You eat breakfast, right?
If I was a betting person, I’d wager you could improve your coaching between the time you wake and the time you gobble your breakfast (or whatever you call your first meal of the day).
For some of you that’s only a few minutes. Regardless, you can improve your coaching no matter how short that time is.
“How?” you ask . . .as I would to.
(The answer is coming in a second.)
But first . . . are you sure you want to improve?
Some coaches don’t. Seriously.
Some coaches know it all. Or have a set plan and don’t want to deviate from it. Or can’t be bothered. Or are just too dang busy.
If any of those describe you, then stop right here. Delete this email. I’m wasting your time. (But check in next Sunday. It will be a good one.)
For you improvement-oriented coaches there is a way to get better . . .
(regardless of your sport)
It just takes a very few minutes . . .
(you don’t have to buy a thing)
And the impact on the quality of your coaching and the enjoyment you have could be profound.
The trick, if you want to call it that . . .is to BREATHE.
The breath that goes in and out of your lungs, automatically, can make a significant difference in your coaching. Specifically, thinking about your breath is the key.
Some will call this “meditation.” Others may call it “mindfulness.” I’ve seen those terms turn off too many people, and they miss the benefits.

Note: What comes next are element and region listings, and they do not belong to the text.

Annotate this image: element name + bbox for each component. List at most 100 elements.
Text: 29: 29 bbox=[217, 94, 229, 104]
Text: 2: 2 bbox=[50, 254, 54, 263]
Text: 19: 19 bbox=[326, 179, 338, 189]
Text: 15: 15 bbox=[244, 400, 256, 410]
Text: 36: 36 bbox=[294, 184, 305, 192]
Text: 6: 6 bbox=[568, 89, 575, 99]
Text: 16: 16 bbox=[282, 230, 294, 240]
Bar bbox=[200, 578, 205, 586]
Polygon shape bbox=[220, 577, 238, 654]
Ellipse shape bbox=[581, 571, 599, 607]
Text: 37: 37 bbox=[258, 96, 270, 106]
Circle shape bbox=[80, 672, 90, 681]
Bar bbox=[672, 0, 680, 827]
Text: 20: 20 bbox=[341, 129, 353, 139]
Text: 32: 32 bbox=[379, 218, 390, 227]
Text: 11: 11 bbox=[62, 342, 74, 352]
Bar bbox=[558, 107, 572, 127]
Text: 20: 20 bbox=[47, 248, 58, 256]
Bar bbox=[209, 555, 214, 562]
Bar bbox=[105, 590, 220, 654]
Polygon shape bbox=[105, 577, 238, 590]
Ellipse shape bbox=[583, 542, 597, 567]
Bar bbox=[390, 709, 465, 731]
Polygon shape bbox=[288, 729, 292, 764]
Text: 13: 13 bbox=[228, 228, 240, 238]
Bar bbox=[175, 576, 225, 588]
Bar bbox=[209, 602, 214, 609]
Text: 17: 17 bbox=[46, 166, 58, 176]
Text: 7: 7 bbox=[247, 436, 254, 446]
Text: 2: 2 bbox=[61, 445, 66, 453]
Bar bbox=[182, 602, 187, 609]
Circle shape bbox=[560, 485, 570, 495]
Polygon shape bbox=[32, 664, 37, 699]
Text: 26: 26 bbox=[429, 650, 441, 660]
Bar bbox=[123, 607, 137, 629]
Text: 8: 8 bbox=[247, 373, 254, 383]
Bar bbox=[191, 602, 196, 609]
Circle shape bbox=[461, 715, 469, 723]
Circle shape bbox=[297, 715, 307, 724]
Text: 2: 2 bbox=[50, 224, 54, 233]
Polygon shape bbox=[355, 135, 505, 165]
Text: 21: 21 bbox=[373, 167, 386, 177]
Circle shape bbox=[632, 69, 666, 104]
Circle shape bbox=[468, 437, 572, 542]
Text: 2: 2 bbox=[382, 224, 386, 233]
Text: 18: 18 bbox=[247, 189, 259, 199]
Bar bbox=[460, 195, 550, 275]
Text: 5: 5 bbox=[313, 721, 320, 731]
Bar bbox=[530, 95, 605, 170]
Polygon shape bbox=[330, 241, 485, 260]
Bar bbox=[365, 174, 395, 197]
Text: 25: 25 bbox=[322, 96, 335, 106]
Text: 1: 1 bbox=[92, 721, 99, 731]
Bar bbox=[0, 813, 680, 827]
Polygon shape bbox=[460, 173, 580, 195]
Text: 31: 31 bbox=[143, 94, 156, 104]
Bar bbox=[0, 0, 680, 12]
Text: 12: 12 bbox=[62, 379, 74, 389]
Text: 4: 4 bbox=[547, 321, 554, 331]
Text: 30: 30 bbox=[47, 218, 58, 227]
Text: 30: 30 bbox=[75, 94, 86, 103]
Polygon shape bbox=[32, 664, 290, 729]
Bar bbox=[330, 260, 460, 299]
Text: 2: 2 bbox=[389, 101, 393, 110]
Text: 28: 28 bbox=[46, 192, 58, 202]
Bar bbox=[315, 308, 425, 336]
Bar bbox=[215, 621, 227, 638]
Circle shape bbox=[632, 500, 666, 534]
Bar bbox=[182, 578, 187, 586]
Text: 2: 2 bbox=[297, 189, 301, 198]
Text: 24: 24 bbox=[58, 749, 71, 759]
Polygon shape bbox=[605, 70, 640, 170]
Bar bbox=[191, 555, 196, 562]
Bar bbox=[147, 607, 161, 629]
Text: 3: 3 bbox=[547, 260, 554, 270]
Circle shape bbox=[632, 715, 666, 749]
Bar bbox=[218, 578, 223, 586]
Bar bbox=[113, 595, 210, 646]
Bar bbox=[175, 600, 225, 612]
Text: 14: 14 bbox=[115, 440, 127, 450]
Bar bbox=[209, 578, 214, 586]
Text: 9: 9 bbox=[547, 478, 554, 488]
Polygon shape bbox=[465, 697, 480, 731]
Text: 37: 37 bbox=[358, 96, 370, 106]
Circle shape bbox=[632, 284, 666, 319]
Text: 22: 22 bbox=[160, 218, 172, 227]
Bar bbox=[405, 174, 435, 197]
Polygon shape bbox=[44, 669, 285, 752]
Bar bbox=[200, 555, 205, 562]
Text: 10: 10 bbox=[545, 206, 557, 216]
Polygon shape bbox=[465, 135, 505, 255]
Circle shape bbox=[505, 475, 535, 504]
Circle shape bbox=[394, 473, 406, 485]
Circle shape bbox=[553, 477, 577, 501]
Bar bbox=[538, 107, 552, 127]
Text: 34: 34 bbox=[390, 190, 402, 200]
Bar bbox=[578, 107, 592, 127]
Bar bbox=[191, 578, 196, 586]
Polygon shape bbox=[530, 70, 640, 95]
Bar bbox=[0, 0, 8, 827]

I call it “breathing” because that is what it is, pure and simple.
Spending 5 minutes, 3 minutes, even just 1 minute sitting still and concentrating on your breathing can help you find a peace-of-mind, a clarity, that can improve your day, and, that can help you be in a calmer, more focused mindset when you coach.
This might just sound woo-woo, but I’ve been practicing this form of breathing for years and honestly it has helped me find a greater joy in coaching and be less distracted while I coach. And several times solutions to coaching struggles have appeared while breathing. Solutions I would have missed.
The process is simple, during every inhale-and-exhale imagine the breath going in and out. And when your mind brings up the latest “crisis” or “bright-and-shiny” distraction gentle ask it to wait and go back to thinking about your breath.
Eyes open, eyes closed — doesn’t matter.
Standing, sitting, in the shower — no difference.
Try it for 10 breaths, or 5, or even 3. Notice anything? Nothing big, but maybe something? Try it when you feel stressed, or distracted, or upset (That never happens in coaching, does it?).
This won’t work for all of you, but for some of you who try it, your breath could be a nice tool to put into your coaching tool box, especially for when things get crazy.
Better coaching by breakfast . . . and a side of toast.